Dragon Fire
- Author: Humphrey Hawksley
- Language: English
- Genre: Political thriller, War novel
- Publisher: Pan Macmillan
- Publication date: 24 August 2000
- Publication place: United Kingdom
- Media type: Print (Paperback, Hardcover)
- Pages: 200 (paperback), 384 (hardcover)
- ISBN: 0-330-39156-9
- OCLC: 47726246
- Preceded by: Dragon Strike

= Dragon Fire (novel) =

2000 novel by Humphrey Hawksley

Dragon Fire is a 2000 novel by BBC political and foreign correspondent Humphrey Hawksley about a 2007 war between China, India and Pakistan, which draws in Australia, Bhutan, Myanmar, Nepal, New Zealand, Tibet, the United Kingdom, and the United States, and threatens to escalate to nuclear war.

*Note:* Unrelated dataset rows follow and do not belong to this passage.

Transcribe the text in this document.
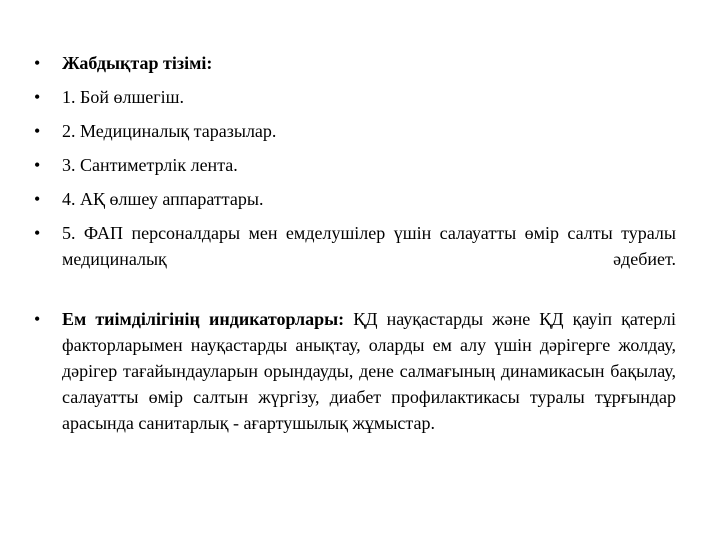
•	Жабдықтар тізімі:
•	1. Бой өлшегіш.
•	2. Медициналық таразылар.
•	3. Сантиметрлік лента.
•	4. АҚ өлшеу аппараттары.
•	5. ФАП персоналдары мен емделушілер үшін салауатты өмір салты туралы медициналық әдебиет.
•	Ем тиімділігінің индикаторлары: ҚД науқастарды және ҚД қауіп қатерлі факторларымен науқастарды анықтау, оларды ем алу үшін дәрігерге жолдау, дәрігер тағайындауларын орындауды, дене салмағының динамикасын бақылау, салауатты өмір салтын жүргізу, диабет профилактикасы туралы тұрғындар арасында санитарлық - ағартушылық жұмыстар.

While a work of fiction, the novel attempts to raise awareness of real geopolitical issues in the region.

== Description ==
This novel gives us nightmare scenarios where the world's worst fears begin on 10:00 a.m. on 3 May 2007. A SFF (Special Frontier Force) unit led by Major Gendun Choedrak assaults Drapchi prison with paratroopers to free Tibetan religious leaders who are being incarcerated there. Far out west, Pakistan launches an attack on the strategic outpost of Kargil, promptly raising the green crescent flag on Indian soil. China accuses India of attacking Chinese soil and declares war. It's Pakistan and China vs India now, 3 nuclear powers. Nuclear arsenals are being mobilized.
Later Pakistan is devastated while India and China are threatening nuclear war. Russia says whoever is involved in this matter will have to face her first. The West's greatest nightmares are becoming true.

==Major themes==
Significant background themes include:
- Tibet
- The Kashmiri conflict, and especially the Kargil War
- Chinese, Indian and Pakistani nuclear weapons programs
- Relationships between Taiwan and China

==Critical reception==
John Elliott of the New Statesman said that the novel was a "good read" and that "it is uncomfortably accurate about the dangers facing Asia".